The film is based on Joseph Kessel’s 1928 novel of the same name.

Séverine (Deneuve) is a tai-tai who lives with her thoughtful but dull husband Pierre (Jean Sorel). Séverine has erotic masochistic fantasies and, after being given an address by a lascivious male friend, takes a job at an upscale brothel. Her atti­tude to her work there is ambivalent: a mixture of enjoyment, disgust and curiosity. Her adventure takes a dangerous turn when a vicious young client becomes obsessed with her.

Buñuel did not despise his actors like Alfred Hitchcock did, but he did not engage with them on the set either, simply telling them what physical actions to perform, without discussing their motivations or any internal processes. This works well in Belle de Jour, where Deneuve becomes a tabula rasa onto which viewers can project their own desires. The actress has said in interviews that she felt she was not treated well by Buñuel, but admits that his methods did elicit a great performance from her.

Catherine Deneuve and Jean Sorel in a still from the film.

Buñuel always refused to talk about the psychology of his characters – or the mean­ing of his films – but that doesn’t mean some kind of psychological reading is not possible. Indeed, Buñuel reportedly talked to psycho­logists about patients who exhibited maso­chistic tendencies when he was writing
the script.

What the director objected to was the rational approach of Freudian psycho­analysis, which was in its heyday during the 1960s. Buñuel’s own view of the mind – that it is driven by deep irrational forces that are unknown to us, and maybe even unknow­able to us – is closer to modern psychological theory, and even neuroscience. We cannot understand why Séverine does what she does, because she cannot understand it herself.

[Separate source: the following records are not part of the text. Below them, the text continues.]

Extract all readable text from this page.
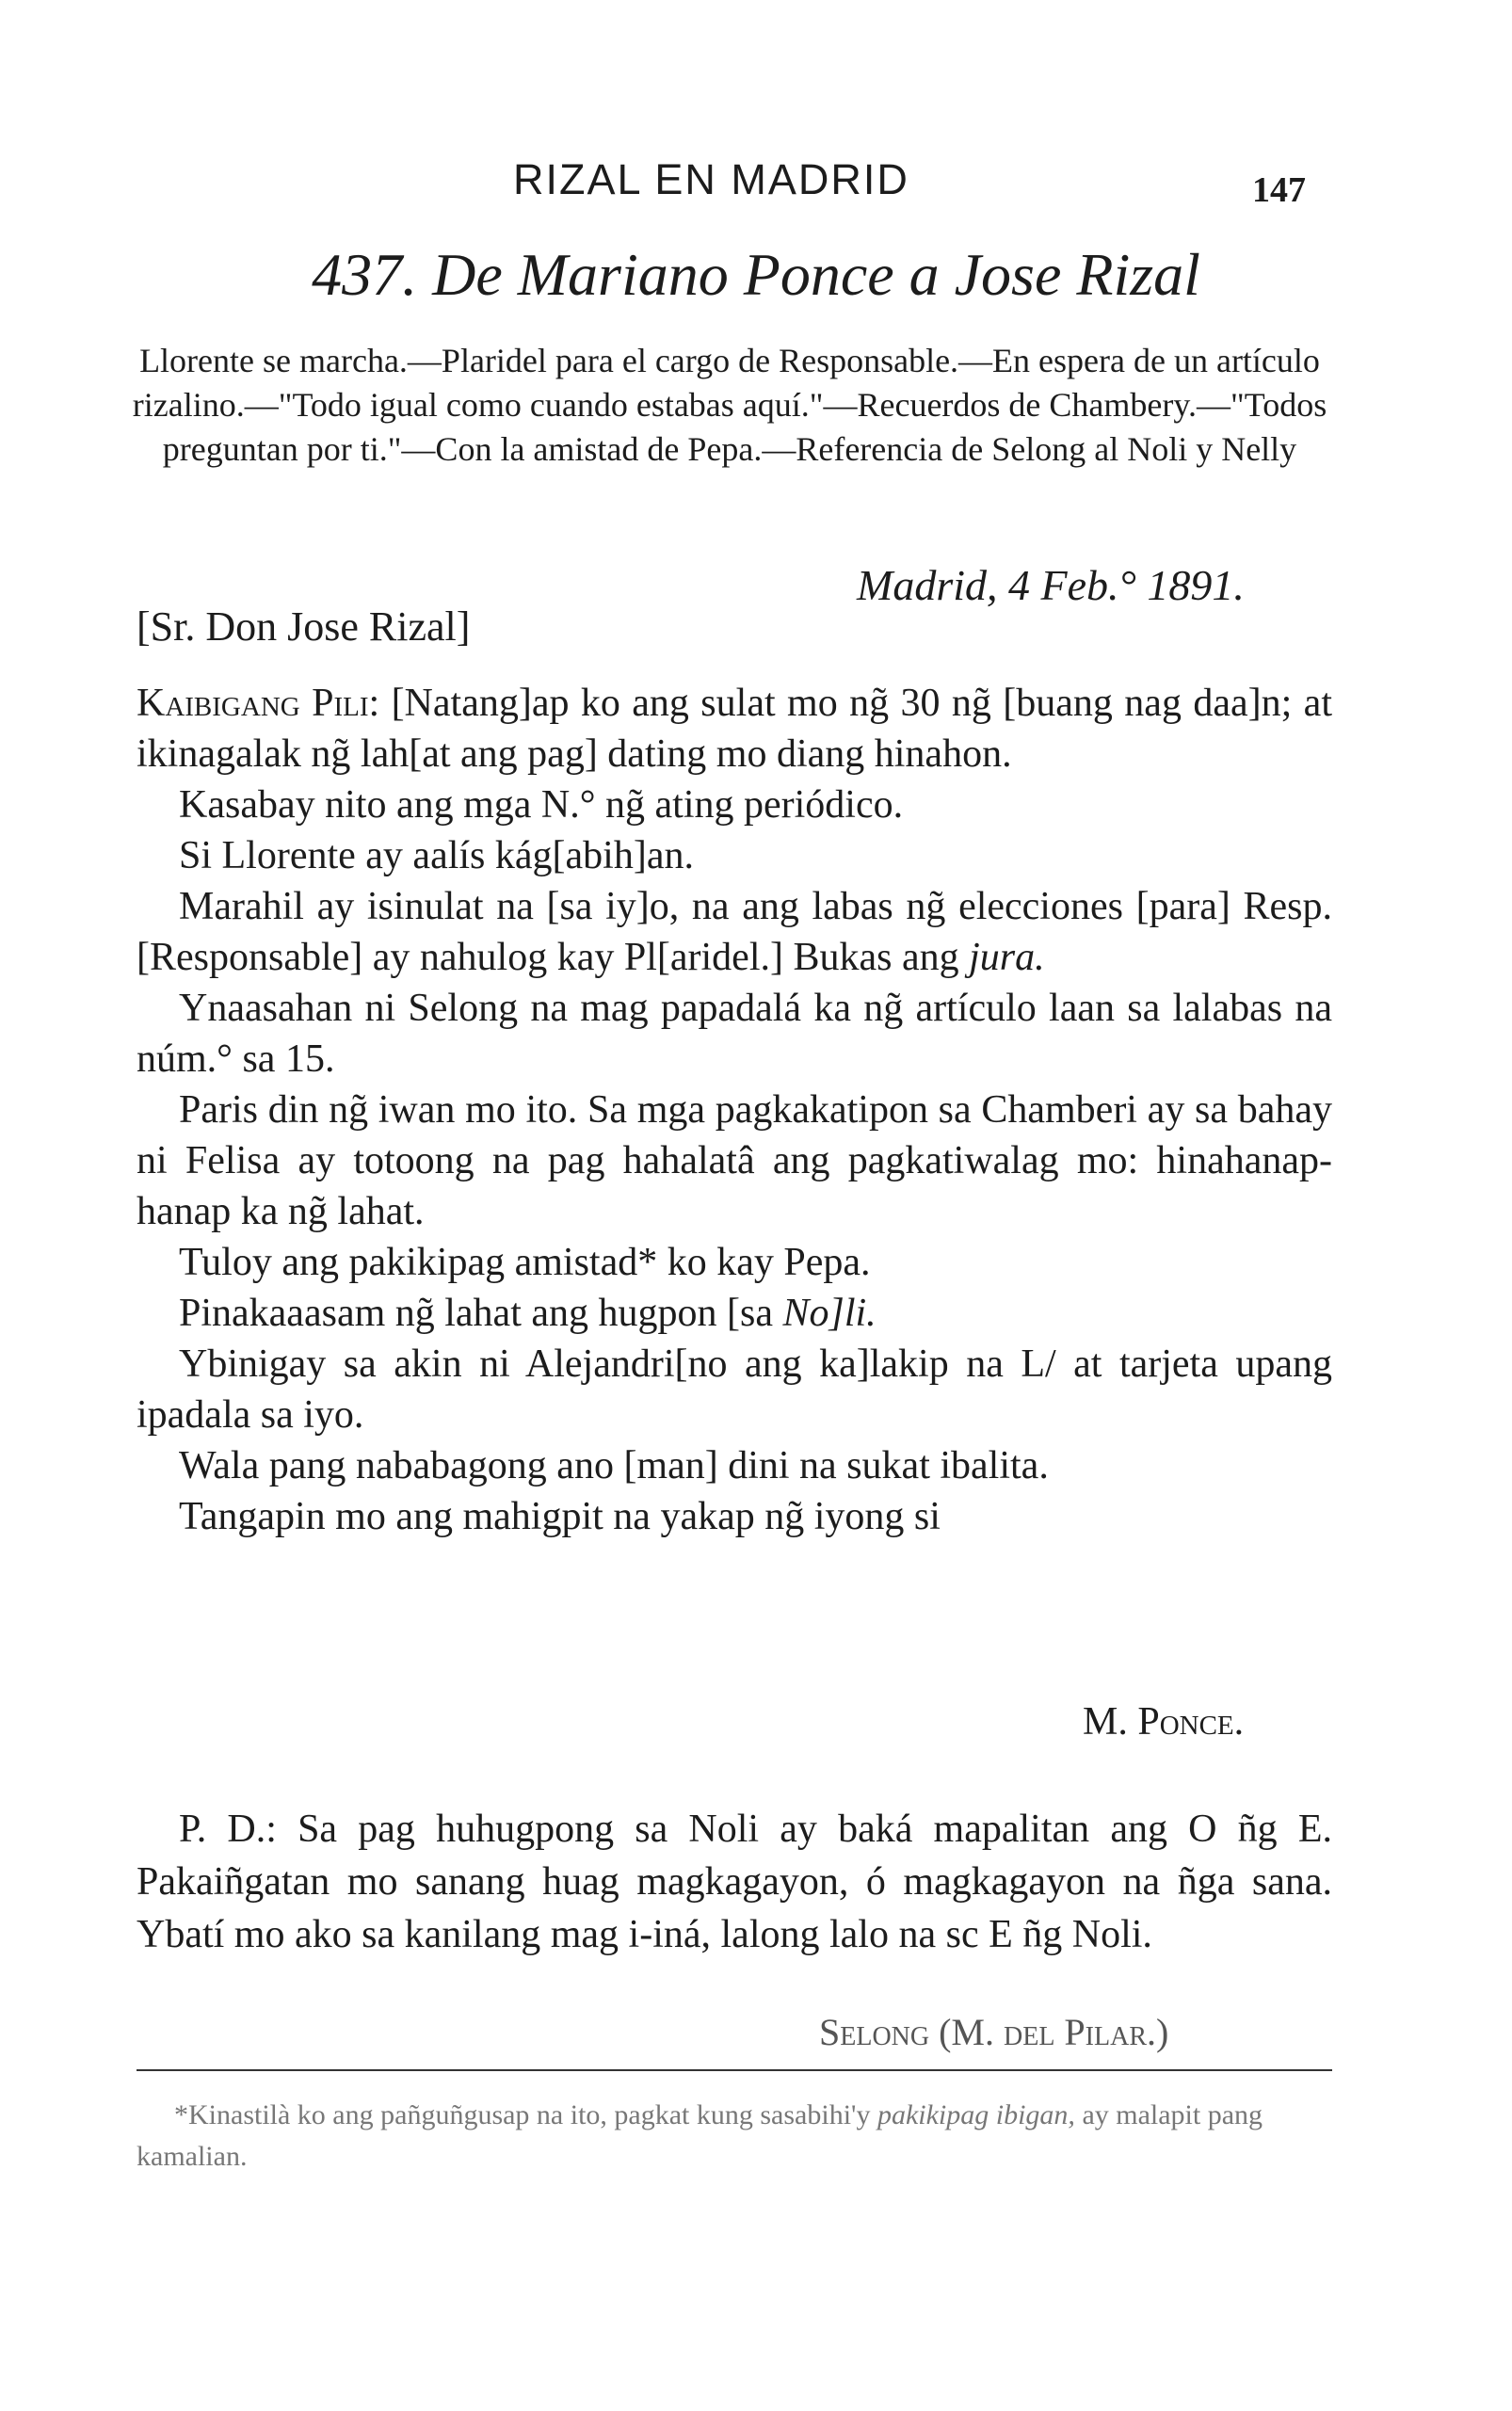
RIZAL EN MADRID	147
437. De Mariano Ponce a Jose Rizal
Llorente se marcha.—Plaridel para el cargo de Responsable.—En espera de un artículo rizalino.—"Todo igual como cuando estabas aquí."—Recuerdos de Chambery.—"Todos preguntan por ti."—Con la amistad de Pepa.—Referencia de Selong al Noli y Nelly
Madrid, 4 Feb.° 1891.
[Sr. Don Jose Rizal]

Kaibigang Pili: [Natang]ap ko ang sulat mo ng̃ 30 ng̃ [buang nag daa]n; at ikinagalak ng̃ lah[at ang pag] dating mo diang hinahon.

Kasabay nito ang mga N.° ng̃ ating periódico.

Si Llorente ay aalís kág[abih]an.

Marahil ay isinulat na [sa iy]o, na ang labas ng̃ elecciones [para] Resp. [Responsable] ay nahulog kay Pl[aridel.] Bukas ang jura.

Ynaasahan ni Selong na mag papadalá ka ng̃ artículo laan sa lalabas na núm.° sa 15.

Paris din ng̃ iwan mo ito. Sa mga pagkakatipon sa Chamberi ay sa bahay ni Felisa ay totoong na pag hahalatâ ang pagkatiwalag mo: hinahanap-hanap ka ng̃ lahat.

Tuloy ang pakikipag amistad* ko kay Pepa.

Pinakaaasam ng̃ lahat ang hugpon [sa No]li.

Ybinigay sa akin ni Alejandri[no ang ka]lakip na L/ at tarjeta upang ipadala sa iyo.

Wala pang nababagong ano [man] dini na sukat ibalita.

Tangapin mo ang mahigpit na yakap ng̃ iyong si

M. Ponce.

P. D.: Sa pag huhugpong sa Noli ay baká mapalitan ang O ñg E. Pakaiñgatan mo sanang huag magkagayon, ó magkagayon na ñga sana. Ybatí mo ako sa kanilang mag i-iná, lalong lalo na sc E ñg Noli.

Selong (M. del Pilar.)
*Kinastilà ko ang pañguñgusap na ito, pagkat kung sasabihi'y pakikipag ibigan, ay malapit pang kamalian.
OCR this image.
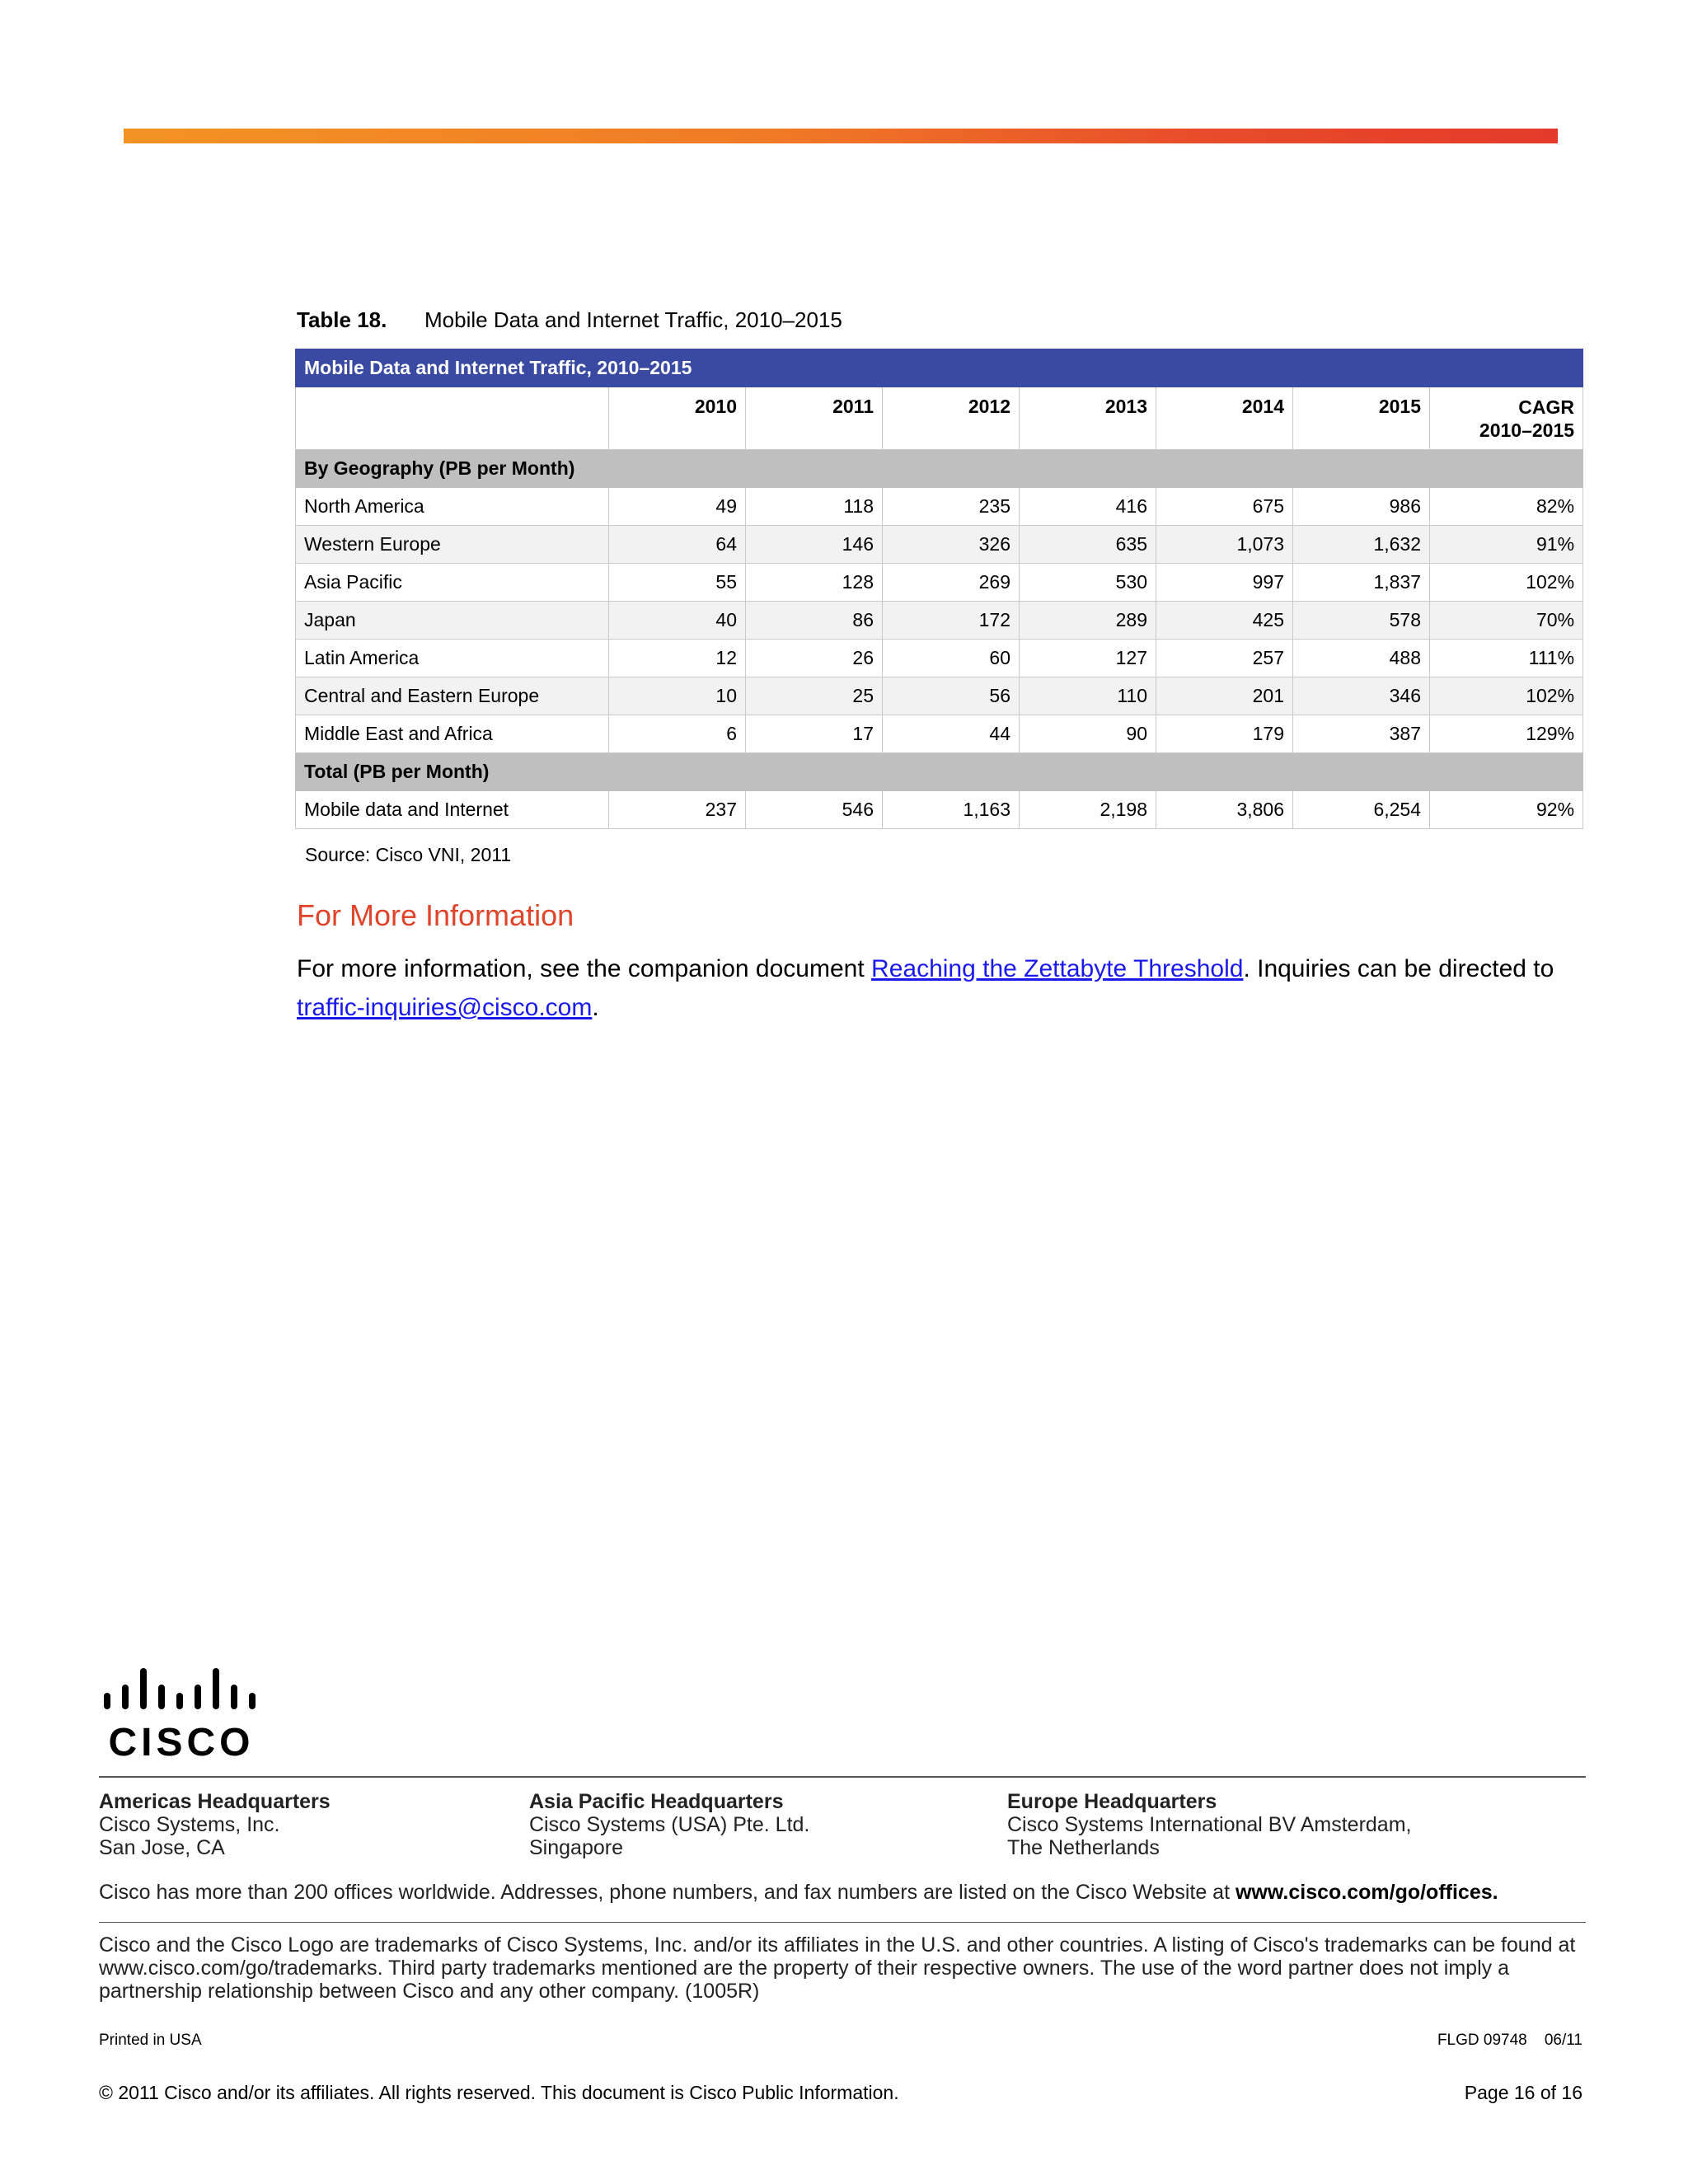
Table 18. Mobile Data and Internet Traffic, 2010–2015
Mobile Data and Internet Traffic, 2010–2015							
	2010	2011	2012	2013	2014	2015	CAGR
2010–2015
By Geography (PB per Month)							
North America	49	118	235	416	675	986	82%
Western Europe	64	146	326	635	1,073	1,632	91%
Asia Pacific	55	128	269	530	997	1,837	102%
Japan	40	86	172	289	425	578	70%
Latin America	12	26	60	127	257	488	111%
Central and Eastern Europe	10	25	56	110	201	346	102%
Middle East and Africa	6	17	44	90	179	387	129%
Total (PB per Month)							
Mobile data and Internet	237	546	1,163	2,198	3,806	6,254	92%
Source: Cisco VNI, 2011
For More Information
For more information, see the companion document Reaching the Zettabyte Threshold. Inquiries can be directed to traffic-inquiries@cisco.com.
CISCO
Americas Headquarters
Cisco Systems, Inc.
San Jose, CA
Asia Pacific Headquarters
Cisco Systems (USA) Pte. Ltd.
Singapore
Europe Headquarters
Cisco Systems International BV Amsterdam,
The Netherlands
Cisco has more than 200 offices worldwide. Addresses, phone numbers, and fax numbers are listed on the Cisco Website at www.cisco.com/go/offices.
Cisco and the Cisco Logo are trademarks of Cisco Systems, Inc. and/or its affiliates in the U.S. and other countries. A listing of Cisco's trademarks can be found at www.cisco.com/go/trademarks. Third party trademarks mentioned are the property of their respective owners. The use of the word partner does not imply a partnership relationship between Cisco and any other company. (1005R)
Printed in USA	FLGD 09748 06/11
© 2011 Cisco and/or its affiliates. All rights reserved. This document is Cisco Public Information.	Page 16 of 16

As a surrealist, Buñuel would claim the shifting dreamworld that Séverine inhabits is, in fact, the totality of our daily reality, even though we are not aware of it. The film’s strange ending makes this point perfectly.

Belle de Jour will be screened on March 28 at The Sky, in Tai Kok Tsui, and on April 2 at the Hong Kong Cultural Centre, in Tsim Sha Tsui, as part of Hong Kong International Film Festival.